Jefferson operates a hybrid OR. The Hospital of the University of Pennsylvania opened its first hybrid in 2005 and is building a new one.

Penn Presbyterian Medical Center also has one. Cooper University Hospital opened its first hybrid operating room last month.

Michael Rosenbloom, head of the division of cardiothoracic surgery at Cooper, said that besides unblocking arteries in the heart, a hybrid approach is useful in treating a patient with valve problems and a clogged artery.

He can replace the valve with minimally invasive surgery, and a colleague can place stents to address the blocked artery.

At Chester County Hospital in West Chester, cardiac surgeon Martin LeBoutillier and interventional cardiologist Timothy Boyek are collaborating on staged hybrid procedures to replace valves and insert stents.

In the next three years, the hospital expects to build at least three hybrid heart ORs in a new hospital building. The advantage, the doctors say, goes beyond the combined procedure to, for example, the rare instances when a patient getting a stent needs emergency open-heart surgery.

"All of these rooms will have the capability for open-heart surgery," said LeBoutillier.

Companies are rushing to help surgeons replace heart valves by using catheters, delivering the new valves through the blood vessels in the same way stents are now placed. That's another reason the hybrid ORs are likely to multiply, Rosenbloom and others said.

Last month, the U.S. Food and Drug Administration approved the first such device, sold by Medtronic.

Another similar device, from Edwards Lifesciences Corp., is being developed and tested at Penn and other medical centers across the nation.

Joseph E. Bavaria, a heart surgeon at Penn, said that ultimately the development of hybrid techniques would foster better collaboration between surgeons and cardiologists, leading to improved patient care. And the combined procedures would save money.

"It takes two admissions down to one" when they are done the same day, Bavaria said.

The federal Medicare program pays hospitals an average of between $30,683 and $53,395 for a valve operation, depending on a patient's severity.

A heart-bypass payment to hospitals ranges from $18,408 to $40,943 on average. And the newest stent procedures cost between $8,912 and $15,795.

Those payments do not include payments to surgeons or adjustments that hospitals get for serving underinsured patients or training young doctors.

For hybrid procedures during one hospitalization, Medicare and private insurers would pay a single rate equaling the single most expensive procedure - not for two separate procedures.

"The only way for a hybrid program to be successful . . . is if you have a very high level of teamwork and collaboration between cardiology and cardiac surgery, which have sometimes been competitors for patients," said John Byrne, chair of cardiac surgery at Vanderbilt University Medical Center in Nashville.

A prominent advocate of the combined approach, Byrne argues that hybrid ORs provide surgeons with the imaging tools to check their work before closing the patient, and make surgery possible for older patients and others too sick to undergo open-heart surgery.

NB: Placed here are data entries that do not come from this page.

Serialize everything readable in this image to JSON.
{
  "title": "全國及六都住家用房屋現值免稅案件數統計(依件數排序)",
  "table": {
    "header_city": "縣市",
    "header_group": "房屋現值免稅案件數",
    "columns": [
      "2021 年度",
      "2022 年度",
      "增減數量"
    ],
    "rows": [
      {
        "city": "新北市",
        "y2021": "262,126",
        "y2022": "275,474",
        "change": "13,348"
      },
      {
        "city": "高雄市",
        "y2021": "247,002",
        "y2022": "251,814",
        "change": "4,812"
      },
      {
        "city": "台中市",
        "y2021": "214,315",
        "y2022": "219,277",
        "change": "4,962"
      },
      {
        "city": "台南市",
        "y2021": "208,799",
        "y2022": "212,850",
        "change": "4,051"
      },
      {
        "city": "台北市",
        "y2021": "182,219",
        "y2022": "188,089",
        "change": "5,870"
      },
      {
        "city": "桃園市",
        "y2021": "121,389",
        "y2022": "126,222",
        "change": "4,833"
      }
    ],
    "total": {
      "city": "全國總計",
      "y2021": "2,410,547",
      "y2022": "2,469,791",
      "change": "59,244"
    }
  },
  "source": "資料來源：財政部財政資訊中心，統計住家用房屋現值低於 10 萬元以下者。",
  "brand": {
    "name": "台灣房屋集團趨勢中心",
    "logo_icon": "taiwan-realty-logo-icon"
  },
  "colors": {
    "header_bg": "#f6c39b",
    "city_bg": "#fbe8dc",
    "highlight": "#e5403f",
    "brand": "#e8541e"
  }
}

"We are all treating the same problems; we just have different sets of tools," he said in a recent interview.

Byrne also advocates performing the hybrid procedures during the same OR visit, thus reducing the number of times a patients is under anesthesia and the chance for mishaps when a patient is transferred from one place to another.

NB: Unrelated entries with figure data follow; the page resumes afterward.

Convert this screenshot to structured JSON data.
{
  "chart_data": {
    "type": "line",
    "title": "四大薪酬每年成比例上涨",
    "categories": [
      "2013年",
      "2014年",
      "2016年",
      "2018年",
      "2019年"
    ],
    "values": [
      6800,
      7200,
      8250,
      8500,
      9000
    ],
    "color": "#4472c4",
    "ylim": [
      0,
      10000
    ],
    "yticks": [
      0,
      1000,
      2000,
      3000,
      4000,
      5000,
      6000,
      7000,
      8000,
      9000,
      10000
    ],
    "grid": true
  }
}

Others counter that because patients who get stents must be on anticlotting medication, doing the procedures at the same time raises the risk of blood loss.

While the debate in the medical community is likely to continue - until researchers can determine the benefits and risks of hybrids compared with other approaches - patients such as Hoey aren't likely to wait.

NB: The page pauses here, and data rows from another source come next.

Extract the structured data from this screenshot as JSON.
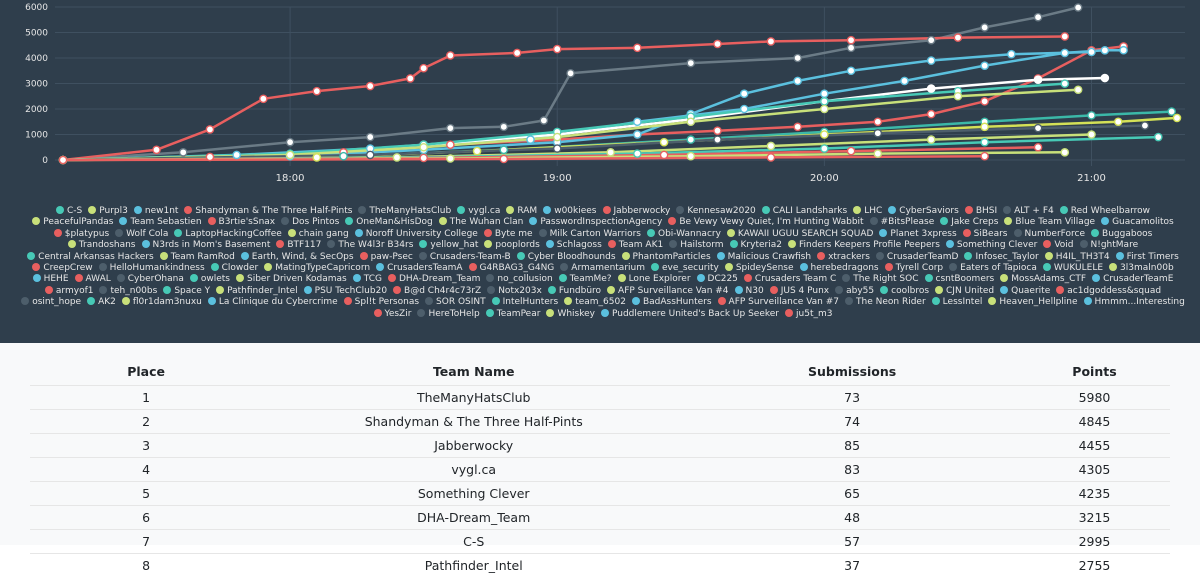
{
  "chart_data": {
    "type": "line",
    "title": "",
    "y_ticks": [
      0,
      1000,
      2000,
      3000,
      4000,
      5000,
      6000
    ],
    "x_ticks": [
      "18:00",
      "19:00",
      "20:00",
      "21:00"
    ],
    "x_domain_hours": [
      17.12,
      21.35
    ],
    "ylim": [
      0,
      6000
    ],
    "series": [
      {
        "name": "TheManyHatsClub",
        "color": "#6b7b86",
        "x": [
          17.15,
          17.6,
          18.0,
          18.3,
          18.6,
          18.8,
          18.95,
          19.05,
          19.5,
          19.9,
          20.1,
          20.4,
          20.6,
          20.8,
          20.95
        ],
        "y": [
          0,
          300,
          700,
          900,
          1250,
          1300,
          1550,
          3400,
          3800,
          4000,
          4400,
          4700,
          5200,
          5600,
          5980
        ]
      },
      {
        "name": "Shandyman & The Three Half-Pints",
        "color": "#e85f5f",
        "x": [
          17.15,
          17.5,
          17.7,
          17.9,
          18.1,
          18.3,
          18.45,
          18.5,
          18.6,
          18.85,
          19.0,
          19.3,
          19.6,
          19.8,
          20.1,
          20.5,
          20.9
        ],
        "y": [
          0,
          400,
          1200,
          2400,
          2700,
          2900,
          3200,
          3600,
          4100,
          4200,
          4350,
          4400,
          4550,
          4650,
          4700,
          4800,
          4845
        ]
      },
      {
        "name": "Jabberwocky",
        "color": "#e85f5f",
        "x": [
          17.15,
          17.7,
          18.2,
          18.6,
          19.0,
          19.3,
          19.6,
          19.9,
          20.2,
          20.4,
          20.6,
          20.8,
          21.0,
          21.12
        ],
        "y": [
          0,
          120,
          300,
          600,
          800,
          1000,
          1150,
          1300,
          1500,
          1800,
          2300,
          3200,
          4300,
          4455
        ]
      },
      {
        "name": "vygl.ca",
        "color": "#5bc0de",
        "x": [
          17.15,
          17.8,
          18.3,
          18.9,
          19.3,
          19.7,
          20.0,
          20.3,
          20.6,
          20.9,
          21.05,
          21.12
        ],
        "y": [
          0,
          200,
          450,
          800,
          1500,
          2000,
          2600,
          3100,
          3700,
          4200,
          4300,
          4305
        ]
      },
      {
        "name": "Something Clever",
        "color": "#5bc0de",
        "x": [
          17.15,
          18.0,
          18.5,
          19.0,
          19.3,
          19.5,
          19.7,
          19.9,
          20.1,
          20.4,
          20.7,
          21.0
        ],
        "y": [
          0,
          150,
          400,
          700,
          1000,
          1800,
          2600,
          3100,
          3500,
          3900,
          4150,
          4235
        ]
      },
      {
        "name": "DHA-Dream_Team",
        "color": "#ffffff",
        "x": [
          17.15,
          18.0,
          18.5,
          19.0,
          19.5,
          20.0,
          20.4,
          20.8,
          21.05
        ],
        "y": [
          0,
          200,
          600,
          1000,
          1600,
          2300,
          2800,
          3150,
          3215
        ]
      },
      {
        "name": "C-S",
        "color": "#47c9b6",
        "x": [
          17.15,
          18.0,
          18.5,
          19.0,
          19.5,
          20.0,
          20.5,
          20.9
        ],
        "y": [
          0,
          250,
          600,
          1100,
          1700,
          2300,
          2700,
          2995
        ]
      },
      {
        "name": "Pathfinder_Intel",
        "color": "#c8e07a",
        "x": [
          17.15,
          18.0,
          18.5,
          19.0,
          19.5,
          20.0,
          20.5,
          20.95
        ],
        "y": [
          0,
          200,
          500,
          900,
          1500,
          2000,
          2500,
          2755
        ]
      },
      {
        "name": "Hmmm...Interesting",
        "color": "#3bb8a8",
        "x": [
          17.15,
          18.2,
          18.8,
          19.5,
          20.0,
          20.6,
          21.0,
          21.3
        ],
        "y": [
          0,
          150,
          400,
          800,
          1100,
          1500,
          1750,
          1900
        ]
      },
      {
        "name": "Whiskey",
        "color": "#d4e157",
        "x": [
          17.15,
          18.1,
          18.7,
          19.4,
          20.0,
          20.6,
          21.1,
          21.32
        ],
        "y": [
          0,
          100,
          350,
          700,
          1000,
          1300,
          1500,
          1650
        ]
      },
      {
        "name": "Kennesaw2020",
        "color": "#4d5e6b",
        "x": [
          17.15,
          18.3,
          19.0,
          19.6,
          20.2,
          20.8,
          21.2
        ],
        "y": [
          0,
          200,
          450,
          800,
          1050,
          1250,
          1350
        ]
      },
      {
        "name": "Purpl3",
        "color": "#c8e07a",
        "x": [
          17.15,
          18.4,
          19.2,
          19.8,
          20.4,
          21.0
        ],
        "y": [
          0,
          100,
          300,
          550,
          800,
          1000
        ]
      },
      {
        "name": "LessIntel",
        "color": "#47c9b6",
        "x": [
          17.15,
          18.5,
          19.3,
          20.0,
          20.6,
          21.25
        ],
        "y": [
          0,
          100,
          250,
          450,
          700,
          900
        ]
      },
      {
        "name": "Red Wheelbarrow",
        "color": "#e85f5f",
        "x": [
          17.15,
          18.5,
          19.4,
          20.1,
          20.8
        ],
        "y": [
          0,
          80,
          200,
          350,
          500
        ]
      },
      {
        "name": "RAM",
        "color": "#c8e07a",
        "x": [
          17.15,
          18.6,
          19.5,
          20.2,
          20.9
        ],
        "y": [
          0,
          60,
          150,
          250,
          300
        ]
      },
      {
        "name": "ju5t_m3",
        "color": "#e85f5f",
        "x": [
          17.15,
          18.8,
          19.8,
          20.6
        ],
        "y": [
          0,
          40,
          100,
          150
        ]
      }
    ],
    "legend": [
      {
        "label": "C-S",
        "color": "#47c9b6"
      },
      {
        "label": "Purpl3",
        "color": "#c8e07a"
      },
      {
        "label": "new1nt",
        "color": "#5bc0de"
      },
      {
        "label": "Shandyman & The Three Half-Pints",
        "color": "#e85f5f"
      },
      {
        "label": "TheManyHatsClub",
        "color": "#4d5e6b"
      },
      {
        "label": "vygl.ca",
        "color": "#47c9b6"
      },
      {
        "label": "RAM",
        "color": "#c8e07a"
      },
      {
        "label": "w00kiees",
        "color": "#5bc0de"
      },
      {
        "label": "Jabberwocky",
        "color": "#e85f5f"
      },
      {
        "label": "Kennesaw2020",
        "color": "#4d5e6b"
      },
      {
        "label": "CALI Landsharks",
        "color": "#47c9b6"
      },
      {
        "label": "LHC",
        "color": "#c8e07a"
      },
      {
        "label": "CyberSaviors",
        "color": "#5bc0de"
      },
      {
        "label": "BHSI",
        "color": "#e85f5f"
      },
      {
        "label": "ALT + F4",
        "color": "#4d5e6b"
      },
      {
        "label": "Red Wheelbarrow",
        "color": "#47c9b6"
      },
      {
        "label": "PeacefulPandas",
        "color": "#c8e07a"
      },
      {
        "label": "Team Sebastien",
        "color": "#5bc0de"
      },
      {
        "label": "B3rtie'sSnax",
        "color": "#e85f5f"
      },
      {
        "label": "Dos Pintos",
        "color": "#4d5e6b"
      },
      {
        "label": "OneMan&HisDog",
        "color": "#47c9b6"
      },
      {
        "label": "The Wuhan Clan",
        "color": "#c8e07a"
      },
      {
        "label": "PasswordInspectionAgency",
        "color": "#5bc0de"
      },
      {
        "label": "Be Vewy Vewy Quiet, I'm Hunting Wabbit",
        "color": "#e85f5f"
      },
      {
        "label": "#BitsPlease",
        "color": "#4d5e6b"
      },
      {
        "label": "Jake Creps",
        "color": "#47c9b6"
      },
      {
        "label": "Blue Team Village",
        "color": "#c8e07a"
      },
      {
        "label": "Guacamolitos",
        "color": "#5bc0de"
      },
      {
        "label": "$platypus",
        "color": "#e85f5f"
      },
      {
        "label": "Wolf Cola",
        "color": "#4d5e6b"
      },
      {
        "label": "LaptopHackingCoffee",
        "color": "#47c9b6"
      },
      {
        "label": "chain gang",
        "color": "#c8e07a"
      },
      {
        "label": "Noroff University College",
        "color": "#5bc0de"
      },
      {
        "label": "Byte me",
        "color": "#e85f5f"
      },
      {
        "label": "Milk Carton Warriors",
        "color": "#4d5e6b"
      },
      {
        "label": "Obi-Wannacry",
        "color": "#47c9b6"
      },
      {
        "label": "KAWAII UGUU SEARCH SQUAD",
        "color": "#c8e07a"
      },
      {
        "label": "Planet 3xpress",
        "color": "#5bc0de"
      },
      {
        "label": "SiBears",
        "color": "#e85f5f"
      },
      {
        "label": "NumberForce",
        "color": "#4d5e6b"
      },
      {
        "label": "Buggaboos",
        "color": "#47c9b6"
      },
      {
        "label": "Trandoshans",
        "color": "#c8e07a"
      },
      {
        "label": "N3rds in Mom's Basement",
        "color": "#5bc0de"
      },
      {
        "label": "BTF117",
        "color": "#e85f5f"
      },
      {
        "label": "The W4l3r B34rs",
        "color": "#4d5e6b"
      },
      {
        "label": "yellow_hat",
        "color": "#47c9b6"
      },
      {
        "label": "pooplords",
        "color": "#c8e07a"
      },
      {
        "label": "Schlagoss",
        "color": "#5bc0de"
      },
      {
        "label": "Team AK1",
        "color": "#e85f5f"
      },
      {
        "label": "Hailstorm",
        "color": "#4d5e6b"
      },
      {
        "label": "Kryteria2",
        "color": "#47c9b6"
      },
      {
        "label": "Finders Keepers Profile Peepers",
        "color": "#c8e07a"
      },
      {
        "label": "Something Clever",
        "color": "#5bc0de"
      },
      {
        "label": "Void",
        "color": "#e85f5f"
      },
      {
        "label": "N!ghtMare",
        "color": "#4d5e6b"
      },
      {
        "label": "Central Arkansas Hackers",
        "color": "#47c9b6"
      },
      {
        "label": "Team RamRod",
        "color": "#c8e07a"
      },
      {
        "label": "Earth, Wind, & SecOps",
        "color": "#5bc0de"
      },
      {
        "label": "paw-Psec",
        "color": "#e85f5f"
      },
      {
        "label": "Crusaders-Team-B",
        "color": "#4d5e6b"
      },
      {
        "label": "Cyber Bloodhounds",
        "color": "#47c9b6"
      },
      {
        "label": "PhantomParticles",
        "color": "#c8e07a"
      },
      {
        "label": "Malicious Crawfish",
        "color": "#5bc0de"
      },
      {
        "label": "xtrackers",
        "color": "#e85f5f"
      },
      {
        "label": "CrusaderTeamD",
        "color": "#4d5e6b"
      },
      {
        "label": "Infosec_Taylor",
        "color": "#47c9b6"
      },
      {
        "label": "H4IL_TH3T4",
        "color": "#c8e07a"
      },
      {
        "label": "First Timers",
        "color": "#5bc0de"
      },
      {
        "label": "CreepCrew",
        "color": "#e85f5f"
      },
      {
        "label": "HelloHumankindness",
        "color": "#4d5e6b"
      },
      {
        "label": "Clowder",
        "color": "#47c9b6"
      },
      {
        "label": "MatingTypeCapricorn",
        "color": "#c8e07a"
      },
      {
        "label": "CrusadersTeamA",
        "color": "#5bc0de"
      },
      {
        "label": "G4RBAG3_G4NG",
        "color": "#e85f5f"
      },
      {
        "label": "Armamentarium",
        "color": "#4d5e6b"
      },
      {
        "label": "eve_security",
        "color": "#47c9b6"
      },
      {
        "label": "SpideySense",
        "color": "#c8e07a"
      },
      {
        "label": "herebedragons",
        "color": "#5bc0de"
      },
      {
        "label": "Tyrell Corp",
        "color": "#e85f5f"
      },
      {
        "label": "Eaters of Tapioca",
        "color": "#4d5e6b"
      },
      {
        "label": "WUKULELE",
        "color": "#47c9b6"
      },
      {
        "label": "3l3maln00b",
        "color": "#c8e07a"
      },
      {
        "label": "HEHE",
        "color": "#5bc0de"
      },
      {
        "label": "AWAL",
        "color": "#e85f5f"
      },
      {
        "label": "CyberOhana",
        "color": "#4d5e6b"
      },
      {
        "label": "owlets",
        "color": "#47c9b6"
      },
      {
        "label": "Siber Driven Kodamas",
        "color": "#c8e07a"
      },
      {
        "label": "TCG",
        "color": "#5bc0de"
      },
      {
        "label": "DHA-Dream_Team",
        "color": "#e85f5f"
      },
      {
        "label": "no_collusion",
        "color": "#4d5e6b"
      },
      {
        "label": "TeamMe?",
        "color": "#47c9b6"
      },
      {
        "label": "Lone Explorer",
        "color": "#c8e07a"
      },
      {
        "label": "DC225",
        "color": "#5bc0de"
      },
      {
        "label": "Crusaders Team C",
        "color": "#e85f5f"
      },
      {
        "label": "The Right SOC",
        "color": "#4d5e6b"
      },
      {
        "label": "csntBoomers",
        "color": "#47c9b6"
      },
      {
        "label": "MossAdams_CTF",
        "color": "#c8e07a"
      },
      {
        "label": "CrusaderTeamE",
        "color": "#5bc0de"
      },
      {
        "label": "armyof1",
        "color": "#e85f5f"
      },
      {
        "label": "teh_n00bs",
        "color": "#4d5e6b"
      },
      {
        "label": "Space Y",
        "color": "#47c9b6"
      },
      {
        "label": "Pathfinder_Intel",
        "color": "#c8e07a"
      },
      {
        "label": "PSU TechClub20",
        "color": "#5bc0de"
      },
      {
        "label": "B@d Ch4r4c73rZ",
        "color": "#e85f5f"
      },
      {
        "label": "Notx203x",
        "color": "#4d5e6b"
      },
      {
        "label": "Fundbüro",
        "color": "#47c9b6"
      },
      {
        "label": "AFP Surveillance Van #4",
        "color": "#c8e07a"
      },
      {
        "label": "N30",
        "color": "#5bc0de"
      },
      {
        "label": "JUS 4 Punx",
        "color": "#e85f5f"
      },
      {
        "label": "aby55",
        "color": "#4d5e6b"
      },
      {
        "label": "coolbros",
        "color": "#47c9b6"
      },
      {
        "label": "CJN United",
        "color": "#c8e07a"
      },
      {
        "label": "Quaerite",
        "color": "#5bc0de"
      },
      {
        "label": "ac1dgoddess&squad",
        "color": "#e85f5f"
      },
      {
        "label": "osint_hope",
        "color": "#4d5e6b"
      },
      {
        "label": "AK2",
        "color": "#47c9b6"
      },
      {
        "label": "fl0r1dam3nuxu",
        "color": "#c8e07a"
      },
      {
        "label": "La Clinique du Cybercrime",
        "color": "#5bc0de"
      },
      {
        "label": "Spl!t Personas",
        "color": "#e85f5f"
      },
      {
        "label": "SOR OSINT",
        "color": "#4d5e6b"
      },
      {
        "label": "IntelHunters",
        "color": "#47c9b6"
      },
      {
        "label": "team_6502",
        "color": "#c8e07a"
      },
      {
        "label": "BadAssHunters",
        "color": "#5bc0de"
      },
      {
        "label": "AFP Surveillance Van #7",
        "color": "#e85f5f"
      },
      {
        "label": "The Neon Rider",
        "color": "#4d5e6b"
      },
      {
        "label": "LessIntel",
        "color": "#47c9b6"
      },
      {
        "label": "Heaven_Hellpline",
        "color": "#c8e07a"
      },
      {
        "label": "Hmmm...Interesting",
        "color": "#5bc0de"
      },
      {
        "label": "YesZir",
        "color": "#e85f5f"
      },
      {
        "label": "HereToHelp",
        "color": "#4d5e6b"
      },
      {
        "label": "TeamPear",
        "color": "#47c9b6"
      },
      {
        "label": "Whiskey",
        "color": "#c8e07a"
      },
      {
        "label": "Puddlemere United's Back Up Seeker",
        "color": "#5bc0de"
      },
      {
        "label": "ju5t_m3",
        "color": "#e85f5f"
      }
    ]
  },
  "scoreboard": {
    "headers": {
      "place": "Place",
      "team": "Team Name",
      "submissions": "Submissions",
      "points": "Points"
    },
    "rows": [
      {
        "place": "1",
        "team": "TheManyHatsClub",
        "submissions": "73",
        "points": "5980"
      },
      {
        "place": "2",
        "team": "Shandyman & The Three Half-Pints",
        "submissions": "74",
        "points": "4845"
      },
      {
        "place": "3",
        "team": "Jabberwocky",
        "submissions": "85",
        "points": "4455"
      },
      {
        "place": "4",
        "team": "vygl.ca",
        "submissions": "83",
        "points": "4305"
      },
      {
        "place": "5",
        "team": "Something Clever",
        "submissions": "65",
        "points": "4235"
      },
      {
        "place": "6",
        "team": "DHA-Dream_Team",
        "submissions": "48",
        "points": "3215"
      },
      {
        "place": "7",
        "team": "C-S",
        "submissions": "57",
        "points": "2995"
      },
      {
        "place": "8",
        "team": "Pathfinder_Intel",
        "submissions": "37",
        "points": "2755"
      }
    ]
  }
}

"The procedure was very simple from my point of view," Hoey said of his minimally invasive bypass.

The retired music teacher was discharged two days after the surgery and was able to play his trumpet within a week.

He returned to Lankenau two weeks later and received two stents to open his other blockages.

"I was delighted that it just took days for recovery, instead of months," Hoey said. "I would highly recommend it to anybody that has to have heart-bypass surgery."